In the cell below, repeat the above analysis, using your own low-pressure vs wind speed data (which you should store in 'dataset2.txt'). This means creating dataset2.txt, populating it with pressure & wind speed data you get from earth.nullschool.net, then loading the data into Python using np.loadtxt and making a scatter plot like the one above.
### BEGIN SOLUTION
# This loads the 1st dataset again, but the student should be loading in dataset2.txt
filename = 'dataset1.txt'
data = np.loadtxt(filename)
print("The shape is", np.shape(data))
print(data[:,0])
# Slice out the pressure
pressure = data[:,0]
print(pressure)
# Slice out the max wind speed
maxwindspeed = data[:,1]
print(maxwindspeed)
# Initialize the plot window
plt.figure()
# Plot
plt.plot(pressure,maxwindspeed,'o')
# Annotate
plt.xlabel('pressure (hPa)')
plt.ylabel('max wind speed (km/s)')
title = 'Low-pressure systems from earth.nullschool.net, 8 August 2021'
plt.title(title)
plt.grid(True)
### END SOLUTION
The shape is (6, 2) [ 999. 985. 992. 998. 1010. 984.] [ 999. 985. 992. 998. 1010. 984.] [75. 86. 58. 44. 54. 82.]

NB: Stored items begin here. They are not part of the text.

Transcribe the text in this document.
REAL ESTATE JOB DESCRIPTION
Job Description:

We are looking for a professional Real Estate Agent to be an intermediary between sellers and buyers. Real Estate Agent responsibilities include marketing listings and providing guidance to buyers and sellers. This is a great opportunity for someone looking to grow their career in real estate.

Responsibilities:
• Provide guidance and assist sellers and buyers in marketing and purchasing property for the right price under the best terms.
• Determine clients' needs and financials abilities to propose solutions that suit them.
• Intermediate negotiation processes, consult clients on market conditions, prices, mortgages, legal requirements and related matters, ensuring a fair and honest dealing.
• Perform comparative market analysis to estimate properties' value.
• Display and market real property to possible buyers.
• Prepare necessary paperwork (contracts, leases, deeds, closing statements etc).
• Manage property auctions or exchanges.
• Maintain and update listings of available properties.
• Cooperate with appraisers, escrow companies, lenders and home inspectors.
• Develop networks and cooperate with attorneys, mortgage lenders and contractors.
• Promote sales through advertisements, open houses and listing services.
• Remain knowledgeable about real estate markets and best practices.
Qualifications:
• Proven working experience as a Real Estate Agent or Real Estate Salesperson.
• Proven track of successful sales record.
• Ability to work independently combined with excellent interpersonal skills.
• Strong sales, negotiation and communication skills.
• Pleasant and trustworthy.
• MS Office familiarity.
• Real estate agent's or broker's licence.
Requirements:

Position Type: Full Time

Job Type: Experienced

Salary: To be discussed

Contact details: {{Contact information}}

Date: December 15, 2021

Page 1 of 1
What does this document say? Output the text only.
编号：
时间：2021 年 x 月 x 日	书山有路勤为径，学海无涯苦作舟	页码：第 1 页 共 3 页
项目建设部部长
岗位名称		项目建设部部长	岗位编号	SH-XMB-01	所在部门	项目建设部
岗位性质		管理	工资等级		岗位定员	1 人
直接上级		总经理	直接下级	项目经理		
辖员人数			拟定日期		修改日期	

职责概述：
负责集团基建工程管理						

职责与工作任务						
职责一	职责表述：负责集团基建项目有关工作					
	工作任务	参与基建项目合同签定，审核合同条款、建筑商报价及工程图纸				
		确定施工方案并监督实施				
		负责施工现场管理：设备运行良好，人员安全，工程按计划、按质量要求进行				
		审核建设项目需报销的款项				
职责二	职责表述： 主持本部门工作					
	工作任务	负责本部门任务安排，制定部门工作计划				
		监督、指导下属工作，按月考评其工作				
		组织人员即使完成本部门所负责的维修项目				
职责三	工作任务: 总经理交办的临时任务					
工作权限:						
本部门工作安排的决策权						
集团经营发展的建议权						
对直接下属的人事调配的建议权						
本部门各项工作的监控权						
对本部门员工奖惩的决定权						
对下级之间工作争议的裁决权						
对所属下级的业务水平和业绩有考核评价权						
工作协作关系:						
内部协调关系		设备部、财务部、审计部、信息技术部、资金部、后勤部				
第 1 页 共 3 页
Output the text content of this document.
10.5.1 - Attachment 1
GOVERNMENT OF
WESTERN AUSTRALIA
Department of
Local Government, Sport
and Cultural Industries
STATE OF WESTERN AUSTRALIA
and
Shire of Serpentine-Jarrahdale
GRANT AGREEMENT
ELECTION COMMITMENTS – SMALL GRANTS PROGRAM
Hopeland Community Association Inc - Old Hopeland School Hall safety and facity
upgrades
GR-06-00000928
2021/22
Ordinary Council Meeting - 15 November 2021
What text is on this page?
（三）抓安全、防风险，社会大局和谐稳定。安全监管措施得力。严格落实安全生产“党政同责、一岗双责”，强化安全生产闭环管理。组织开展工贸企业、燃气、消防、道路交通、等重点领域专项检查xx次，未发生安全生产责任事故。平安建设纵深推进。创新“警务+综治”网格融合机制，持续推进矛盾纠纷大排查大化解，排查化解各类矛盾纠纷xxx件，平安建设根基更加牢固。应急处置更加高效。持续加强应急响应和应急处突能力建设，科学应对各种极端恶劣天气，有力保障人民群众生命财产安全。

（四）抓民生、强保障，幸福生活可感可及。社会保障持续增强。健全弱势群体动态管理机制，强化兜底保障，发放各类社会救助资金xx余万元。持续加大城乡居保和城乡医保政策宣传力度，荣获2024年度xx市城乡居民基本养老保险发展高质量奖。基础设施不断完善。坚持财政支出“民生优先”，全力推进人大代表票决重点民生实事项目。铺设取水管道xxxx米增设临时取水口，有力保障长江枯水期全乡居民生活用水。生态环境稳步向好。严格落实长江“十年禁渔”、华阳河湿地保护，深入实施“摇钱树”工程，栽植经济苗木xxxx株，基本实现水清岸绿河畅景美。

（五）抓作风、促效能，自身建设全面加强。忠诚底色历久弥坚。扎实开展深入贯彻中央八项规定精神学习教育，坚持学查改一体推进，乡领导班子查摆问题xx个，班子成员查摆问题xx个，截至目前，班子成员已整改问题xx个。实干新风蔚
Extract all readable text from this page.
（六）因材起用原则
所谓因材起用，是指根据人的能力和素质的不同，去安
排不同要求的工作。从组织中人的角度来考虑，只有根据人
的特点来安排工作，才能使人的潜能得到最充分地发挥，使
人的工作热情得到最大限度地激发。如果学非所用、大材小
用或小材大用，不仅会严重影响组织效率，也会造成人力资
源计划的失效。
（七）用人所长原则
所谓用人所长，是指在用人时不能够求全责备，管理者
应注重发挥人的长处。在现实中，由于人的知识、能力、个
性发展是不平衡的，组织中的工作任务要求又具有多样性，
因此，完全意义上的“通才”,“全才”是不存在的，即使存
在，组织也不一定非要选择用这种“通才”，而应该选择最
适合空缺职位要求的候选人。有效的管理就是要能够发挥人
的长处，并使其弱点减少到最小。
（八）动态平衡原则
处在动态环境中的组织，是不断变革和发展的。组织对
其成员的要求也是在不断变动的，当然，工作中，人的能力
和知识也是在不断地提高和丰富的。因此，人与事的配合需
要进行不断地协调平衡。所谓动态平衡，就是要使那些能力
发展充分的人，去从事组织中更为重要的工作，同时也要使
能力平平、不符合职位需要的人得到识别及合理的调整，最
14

Use the cell below to articulate one or two observations regarding the results in dataset2 vs those in dataset1.
Don't forget to
In the cell below, carry out another analysis from data derived from earth.nullschool.net. You have a lot of freedom to decide what those data will be, but the idea is that the result will be a scatter plot of some kind that displays a correlation. Here are some ideas ...
### BEGIN SOLUTION
# This loads the 1st dataset again, but the student should be loading in dataset2.txt
filename = 'dataset1.txt'
data = np.loadtxt(filename)
print("The shape is", np.shape(data))
print(data[:,0])
# Slice out the pressure
pressure = data[:,0]
print(pressure)
# Slice out the max wind speed
maxwindspeed = data[:,1]
print(maxwindspeed)
# Initialize the plot window
plt.figure()
# Plot
plt.plot(pressure,maxwindspeed,'o')
# Annotate
plt.xlabel('pressure (hPa)')
plt.ylabel('max wind speed (km/s)')
title = 'Low-pressure systems from earth.nullschool.net, 8 August 2021'
plt.title(title)
plt.grid(True)
### END SOLUTION
The shape is (6, 2) [ 999. 985. 992. 998. 1010. 984.] [ 999. 985. 992. 998. 1010. 984.] [75. 86. 58. 44. 54. 82.]
We're at the end of the notebook. You should repeat the "Three steps for refreshing and saving your code" you did before.
Find the "Validate" button and press it. If there are any errors or warnings, fix them.